Contra fatos não há argumentos: O Poder de polícia da Guarda Municipal

O cenário atual do avanço da criminalidade infelizmente acaba retratando a urgência da mudança no sistema de Segurança Pública, conforme previsto na redação do art. 144 da Carta da República, sendo premente a união da Sociedade em geral no combate a este avanço, não restando duvidas quanto à urgência nas alterações do sistema na sua totalidade, não podendo esquecer que embora o Estado tenha o dever, “a responsabilidade é de todos”.

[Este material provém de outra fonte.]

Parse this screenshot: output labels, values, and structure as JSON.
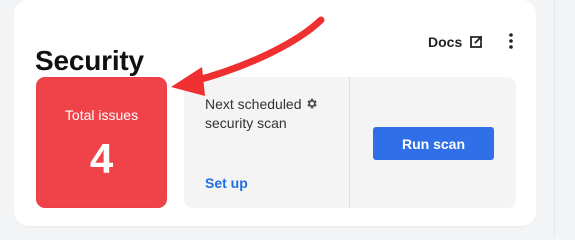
{
  "card": {
    "title": "Security",
    "docs_label": "Docs",
    "docs_icon": "external-link-icon",
    "menu_icon": "kebab-menu-icon"
  },
  "total_issues": {
    "label": "Total issues",
    "value": "4",
    "background_color": "#ef4349"
  },
  "scan": {
    "title_line_1": "Next scheduled",
    "title_line_2": "security scan",
    "title_icon": "gear-icon",
    "setup_label": "Set up",
    "run_button_label": "Run scan",
    "button_color": "#2f6fe8",
    "link_color": "#1f6fe5"
  },
  "annotation": {
    "arrow_color": "#ef3030",
    "arrow_icon": "red-arrow-icon"
  }
}
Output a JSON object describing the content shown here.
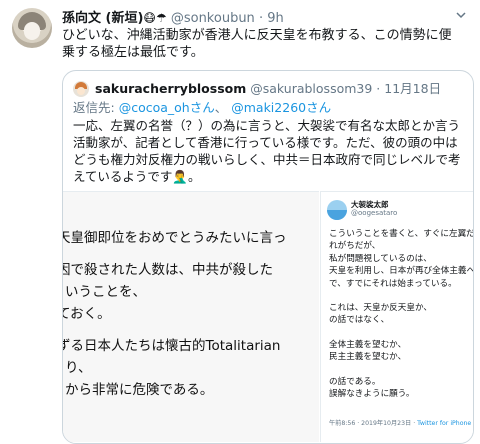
{
  "tweet": {
    "display_name": "孫向文 (新垣)",
    "name_emojis": "😷☂",
    "handle": "@sonkoubun",
    "separator": "·",
    "time": "9h",
    "text": "ひどいな、沖縄活動家が香港人に反天皇を布教する、この情勢に便乗する極左は最低です。"
  },
  "quoted": {
    "display_name": "sakuracherryblossom",
    "handle": "@sakurablossom39",
    "separator": "·",
    "date": "11月18日",
    "reply_prefix": "返信先:",
    "reply_mentions": [
      "@cocoa_ohさん",
      "@maki2260さん"
    ],
    "reply_joiner": "、",
    "text": "一応、左翼の名誉（？）の為に言うと、大袈裟で有名な太郎とか言う活動家が、記者として香港に行っている様です。ただ、彼の頭の中はどうも権力対反権力の戦いらしく、中共＝日本政府で同じレベルで考えているようです🤦‍♂️。"
  },
  "image_left": {
    "lines": [
      "天皇御即位をおめでとうみたいに言っ",
      "因で殺された人数は、中共が殺した",
      "いうことを、",
      "ておく。",
      "ずる日本人たちは懐古的Totalitarian",
      "り、",
      "から非常に危険である。"
    ]
  },
  "image_right": {
    "name": "大袈裟太郎",
    "handle": "@oogesataro",
    "lines": [
      "こういうことを書くと、すぐに左翼だ、などと",
      "れがちだが、",
      "私が問題視しているのは、",
      "天皇を利用し、日本が再び全体主義へと向か",
      "で、すでにそれは始まっている。",
      "",
      "これは、天皇か反天皇か、",
      "の話ではなく、",
      "",
      "全体主義を望むか、",
      "民主主義を望むか、",
      "",
      "の話である。",
      "誤解なきように願う。"
    ],
    "timestamp": "午前8:56 · 2019年10月23日 ·",
    "via": "Twitter for iPhone"
  }
}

            A composição descrita no art. 144 da Constituição Federal não atende as necessidades da Sociedade, e não raras vezes são marcados por acontecimentos evidenciados pela falta de policiamento eficaz e realmente necessário em determinadas localidades de risco, as quais muitas vezes inexistem qualquer tipo de policiamento, seja por parte da polícia militar e civil dos Estados, bem como da Polícia Federal.
            A mudança deve ser impulsionada pela Sociedade, a qual não aguenta mais o sofrimento diário e a violação de seus direitos fundamentais, sendo refém de modelos “arcaicos” protegidos por gestores que não conseguem visualizar que o processo de integração desta nova roupagem do sistema. Os braços da Segurança Pública, por sua vez, de maneira muito conservadora não estão permitindo com a redação atual a participação de outros seguimentos, como por exemplo, “as guardas municipais”.
            Neste viés, entendemos que a resistência de algumas Corporações que integram o Sistema de Segurança Pública não merecem prosperar, posto que os números avançam sem limites, e a “barbárie” deve ser parada através da atitude corajosa de nossos governantes, principalmente daqueles que são eleitos para atender as necessidades do “povo e para o povo”
            A resistência não é uníssona das Corporações, sendo que pesquisas recente realizadas pela Gazeta do Povo no Estado do Paraná através de consulta do próprio efetivo de suas corporações se manifestam pelo fim do sistema militar, sendo que a cada 10 (dez) policiais, ao menos 07 (sete) se posicionam favorável à mudança no sistema militar.
            Logo, não podemos ignorar o que seus integrantes estão sentindo ou querendo passar para a Sociedade, quais os caminhos que devemos construir, somando forças destes homens que arriscam a vida em prol da Sociedade, mas não escutarmos suas aspirações e marcar um Estado autoritário e retrogrado. Não há o que se olvidar que homens fardados possam trabalhar no Sistema de Segurança Pública, mas marcar esta atuação através do militarismo arcaico e conservador, ineficiente, por favor, é “agravar a situação caótica que vivenciamos”, sendo que a parte mais frágil da Sociedade acaba sentido com mais intensidade este prejuízo.
            Ademais, por conseguinte, encontramos nas legislações o “poder” e o “dever”, sendo que o avanço da criminalidade deve ser antecipado por suas forças de contenção, e as guardas municipais já possuem uma atuação muito produtiva nas megalópoles como Rio e São Paulo, e não foram chamadas ao acaso, e sim pela ineficiência do Sistema atual.
            Por fim, nestas singelas considerações, ainda que o jargão fale por si próprio, onde contra “fatos não há argumentos”, posto que os índices de criminalidade avançam, em contrapartida a Sociedade padece, seja pelo protecionismo dos gestores das Corporações, mas que são “desmascarados” quando são consultados pelo efetivo responsável pela execução final dos serviços policiais. O pessoal da execução (leia-se policial que estão nas rua combatendo a criminalidade), com certeza querem dizer algo, “precisamos de uma nova roupagem no Sistema de Segurança Pública”.